Faced with rising prices, wages tend to rise as well, which contributes to feeding the vicious circle of inflation.

This phenomenon is more marked in the United Kingdom because “the labor market has become much less flexible than in the European Union where the free movement of people makes it easier to call on foreign labor to reduce the pressure on wages”, analyzes the expert.

“A real distrust of the British economy”

In this context, it is not so much the gifts for the super-rich that set the stock market on fire, but rather the silence of the British government on the plan to finance these tax cuts which will cost 45 billion pounds. sterling to the state.

“It is above all a signal from the markets which consider that the moment is perhaps badly chosen to widen the deficit by making tax gifts”, summarizes Alexandre Baradez.

If Liz Truss therefore does not have to fear the emergence of traders who would have burned their neoliberal idols, the message sent by the financial markets is nonetheless “the mark of a real distrust of the direction in which the economy is going. 'British economy', notes the analysis of IG France.

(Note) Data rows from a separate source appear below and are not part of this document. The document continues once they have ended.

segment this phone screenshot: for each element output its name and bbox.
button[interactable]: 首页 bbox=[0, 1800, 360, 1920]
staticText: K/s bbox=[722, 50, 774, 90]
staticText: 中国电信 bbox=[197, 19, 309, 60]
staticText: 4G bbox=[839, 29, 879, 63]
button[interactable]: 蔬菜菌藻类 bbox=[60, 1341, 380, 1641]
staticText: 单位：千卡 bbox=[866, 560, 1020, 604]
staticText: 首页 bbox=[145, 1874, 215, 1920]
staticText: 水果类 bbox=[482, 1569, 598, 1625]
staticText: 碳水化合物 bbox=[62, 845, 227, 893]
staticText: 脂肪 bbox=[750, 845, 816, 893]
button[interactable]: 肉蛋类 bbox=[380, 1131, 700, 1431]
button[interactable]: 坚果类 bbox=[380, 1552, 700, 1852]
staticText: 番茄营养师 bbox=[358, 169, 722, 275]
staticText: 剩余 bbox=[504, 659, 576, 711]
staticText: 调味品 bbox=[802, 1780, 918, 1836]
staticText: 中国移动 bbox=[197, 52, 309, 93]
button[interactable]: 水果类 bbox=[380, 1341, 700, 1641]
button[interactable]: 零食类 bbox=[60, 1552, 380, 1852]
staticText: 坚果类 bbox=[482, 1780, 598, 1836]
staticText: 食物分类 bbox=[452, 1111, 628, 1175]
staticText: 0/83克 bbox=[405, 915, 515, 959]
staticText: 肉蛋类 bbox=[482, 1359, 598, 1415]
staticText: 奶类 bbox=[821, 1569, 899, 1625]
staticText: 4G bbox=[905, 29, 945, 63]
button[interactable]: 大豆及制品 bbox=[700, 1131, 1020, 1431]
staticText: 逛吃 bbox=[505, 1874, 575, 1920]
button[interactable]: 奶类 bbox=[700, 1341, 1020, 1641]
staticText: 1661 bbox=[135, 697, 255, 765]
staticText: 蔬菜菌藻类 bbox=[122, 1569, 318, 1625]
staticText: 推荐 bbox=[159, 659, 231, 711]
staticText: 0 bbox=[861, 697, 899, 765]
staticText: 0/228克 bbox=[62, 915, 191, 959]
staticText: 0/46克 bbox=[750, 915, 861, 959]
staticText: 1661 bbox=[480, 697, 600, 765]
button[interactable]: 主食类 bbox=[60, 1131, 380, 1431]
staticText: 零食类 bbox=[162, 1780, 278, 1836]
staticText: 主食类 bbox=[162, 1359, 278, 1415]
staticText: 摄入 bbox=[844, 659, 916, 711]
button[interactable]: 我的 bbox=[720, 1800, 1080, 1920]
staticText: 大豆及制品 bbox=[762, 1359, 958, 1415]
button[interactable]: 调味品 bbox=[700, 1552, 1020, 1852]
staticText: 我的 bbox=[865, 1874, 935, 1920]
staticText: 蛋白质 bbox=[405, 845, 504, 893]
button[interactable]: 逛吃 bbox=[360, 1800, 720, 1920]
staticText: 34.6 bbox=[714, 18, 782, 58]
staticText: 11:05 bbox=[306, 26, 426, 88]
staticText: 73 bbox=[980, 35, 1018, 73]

Above all, this stock market distrust risks aggravating one of the evils that the British government is seeking to combat.

“In the short term, the collapse of the pound sterling will accentuate imported inflation”, analyzes Alexandre Baradez.

Indeed, everything that must be paid for in dollars on international markets will cost more to importers who will pass on this increase to the consumer.

A phenomenon that is likely to concern a wide range of products to be paid for in dollars, from oil used for gasoline, to iPhones from the American Apple.